TMLRpred: A machine learning classification model to distinguish reversible EGFR double mutant inhibitors.

Journal: Chemical biology & drug design
Published Date:

Abstract

The EGFR is a clinically important therapeutic drug target in lung cancer. The first-generation tyrosine kinase inhibitors used in clinics are effective against L858R-mutated EGFR. However, relapse of the disease due to the presence of resistant mutation (T790M) makes these inhibitors ineffective. This has necessitated the need to identify new potent EGFR inhibitors against the resistant double mutants. Therefore, various machine learning techniques ((instance-based learner (IBK), naïve Bayesian (NB), sequential minimal optimization (SMO), and random forest (RF)) were employed to develop twelve classification models on three different datasets (high, moderate, and weakly active inhibitors). The models were validated using fivefold cross-validation and independent validation datasets. It was observed that the random forest-based models showed best performance. Also, functional groups, PubChem fingerprints, and substructure of highly active inhibitors were compared to inactive to identify structural features which are important for activity. To promote open-source drug discovery, a tool has been developed, which incorporates the best performing models and allows users to predict the potential of chemical molecules as anti-TMLR inhibitor.
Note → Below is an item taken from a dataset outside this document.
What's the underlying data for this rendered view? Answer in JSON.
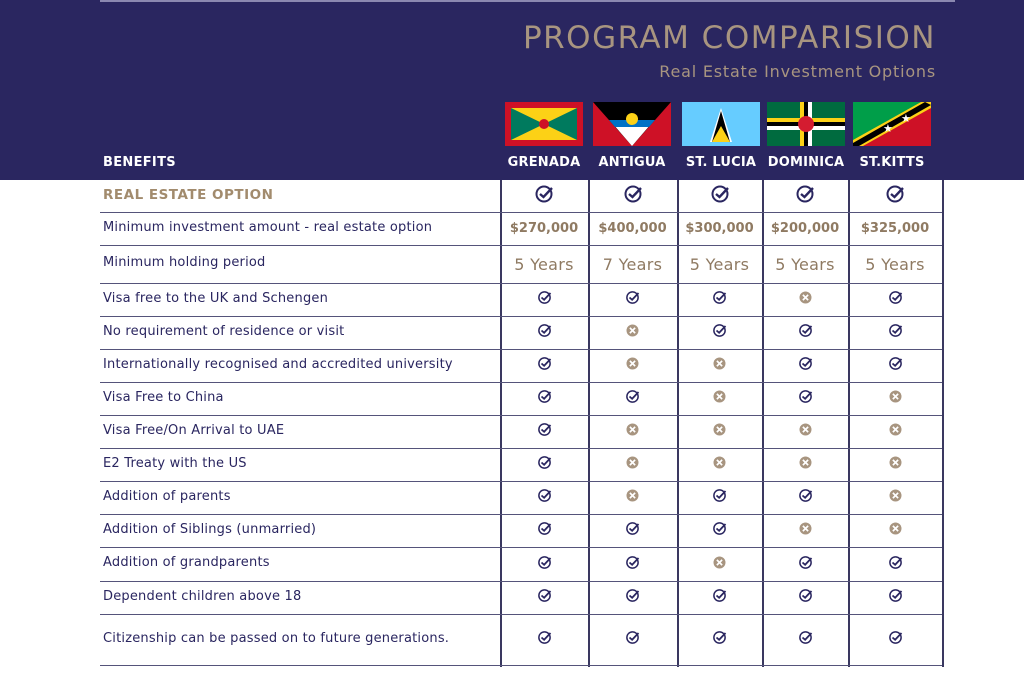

It is expected that the machine learning classification models developed in this study will pave way for identifying novel inhibitors against the resistant EGFR double mutants.

Authors

  • Ravi Saini
    School of Biochemical Engineering, Indian Institute of Technology (BHU), Varanasi, India.
  • Shehnaz Fatima
    Bioinformatics Division, ICMR-National Institute of Cancer Prevention and Research, Noida, India.
  • Subhash Mohan Agarwal
    Bioinformatics Division, ICMR-National Institute of Cancer Prevention and Research, Noida, India.